Ogden seems to caution—and timely—that India might well end up as a wannabe great power on two counts. The first appears to be a holdover from his previous book on the influence of Hindutva on India’s strategic culture and the second, on India’s continuing inability to pull a sizable minority of its people out of poverty. The latter inability appears to be getting more pronounced in the Modi era of jobless growth rates—themselves decelerated by gambits such as demonetization and GST—and crony capitalism. This boosts reliance on the former, papering over challenges under a revised concept of nation—Hindi-Hindu-Hindustan. The two taken together, being mutually reinforcing, make for Indian insecurity.
This insecurity is accentuated since India is not quite looking that way at all. Ogden outlines three domains of security—democracy and secularism, sovereignty and territory and modernization and great power. In the first domain the major threats are militancy, separatism and communalism. The threats in the second domain are ones Indians are routinely made familiar with by the ongoing firing along the Line of Control with Pakistan and the periodic incursions by China into areas of contested versions of the border. It is in the third domain that the real sting of Ogden’s work lies. He says that ‘at the heart of this domain the central fear is that of India’s destiny being not fulfilled which will not thus only impact on her status but also impede her self-sufficiency and autonomy in the world.’ This cautionary word needs being taken seriously by national security minders and their political supervisors. Unfortunately, that cannot be the case so long as India is in an ideological thrall, fighting off medieval monsters internally (witness the hysteria around Bollywood’s ‘Padmavat’) and, externally, sidling up to a hyper-power poised on dotage.
Two mundane—if inescapable—chapters make up the rest of the book.
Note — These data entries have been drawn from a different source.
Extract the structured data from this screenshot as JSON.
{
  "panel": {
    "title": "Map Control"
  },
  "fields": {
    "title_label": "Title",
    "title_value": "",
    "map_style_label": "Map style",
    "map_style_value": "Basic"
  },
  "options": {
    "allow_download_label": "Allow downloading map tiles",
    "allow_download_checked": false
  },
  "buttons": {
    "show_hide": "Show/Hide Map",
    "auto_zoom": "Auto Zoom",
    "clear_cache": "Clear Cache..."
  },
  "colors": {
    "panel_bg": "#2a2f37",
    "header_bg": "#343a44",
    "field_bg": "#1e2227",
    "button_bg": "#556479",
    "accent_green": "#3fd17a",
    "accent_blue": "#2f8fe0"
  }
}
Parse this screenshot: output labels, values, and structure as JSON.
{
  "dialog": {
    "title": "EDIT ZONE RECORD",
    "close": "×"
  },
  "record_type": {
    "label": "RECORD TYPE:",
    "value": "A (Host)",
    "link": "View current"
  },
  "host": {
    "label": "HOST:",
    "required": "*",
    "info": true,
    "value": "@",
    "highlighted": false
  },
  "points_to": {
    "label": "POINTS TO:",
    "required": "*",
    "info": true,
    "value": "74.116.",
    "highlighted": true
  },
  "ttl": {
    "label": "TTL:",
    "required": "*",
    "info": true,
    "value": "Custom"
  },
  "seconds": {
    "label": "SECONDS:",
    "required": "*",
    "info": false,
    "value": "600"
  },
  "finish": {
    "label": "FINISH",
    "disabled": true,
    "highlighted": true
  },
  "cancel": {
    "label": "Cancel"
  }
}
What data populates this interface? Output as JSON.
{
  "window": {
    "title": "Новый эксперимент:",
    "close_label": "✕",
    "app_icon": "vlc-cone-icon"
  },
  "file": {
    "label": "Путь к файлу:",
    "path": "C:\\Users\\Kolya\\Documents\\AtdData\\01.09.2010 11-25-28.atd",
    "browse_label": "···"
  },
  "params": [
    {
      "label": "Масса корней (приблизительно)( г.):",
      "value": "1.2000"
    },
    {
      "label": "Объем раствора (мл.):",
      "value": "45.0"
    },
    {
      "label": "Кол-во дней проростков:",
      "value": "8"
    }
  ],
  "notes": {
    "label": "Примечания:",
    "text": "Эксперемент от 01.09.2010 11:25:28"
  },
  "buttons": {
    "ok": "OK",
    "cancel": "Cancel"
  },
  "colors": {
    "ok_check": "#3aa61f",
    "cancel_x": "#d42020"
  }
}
One deals with internal security and the second with security in its external dimension. As can be anticipated, these cover the threats and actors and their efficacy. The internal security chapter is enhanced by its coverage of ‘societal issues’. Whereas he is appreciative of India’s strides on the overall welfare front, he rightly points to democratic deficits such as on human rights (blinding and killings of stone throwers in Kashmir), quality public goods as education and health, minority security (lynchings by the cow brigade) and gender equality (leading to some 66 million missing women).The external security chapter has three quarters of an A5 page on nuclear forces. This is to minimize perhaps the greatest national security threat facing South Asia, especially when the Army Chief threatens to call Pakistan’s ‘nuclear bluff’ and Pakistan more or less says ‘bring it on’.
Ogden’s conclusion from his discussion of Maslow’s hierarchy of needs—physiological, safety, psychological, esteem and self-actualization—situated to India as a polity and nation is most apt. While Maslow’s individual graduates from a lower level to the next, with met needs at each enabling a reaching out for higher order needs, India—to Ogden—appears to be meeting all needs simultaneously. He advises that ‘it may be in India’s national interest to fulfil Maslow’s original intentions of first fully meeting basic needs, as only then will New Delhi be able to genuinely achieve its great power aspirations.’ Is anyone in Sardar Patel Bhawan, the seat of India’s National Security Council Secretariat, listening?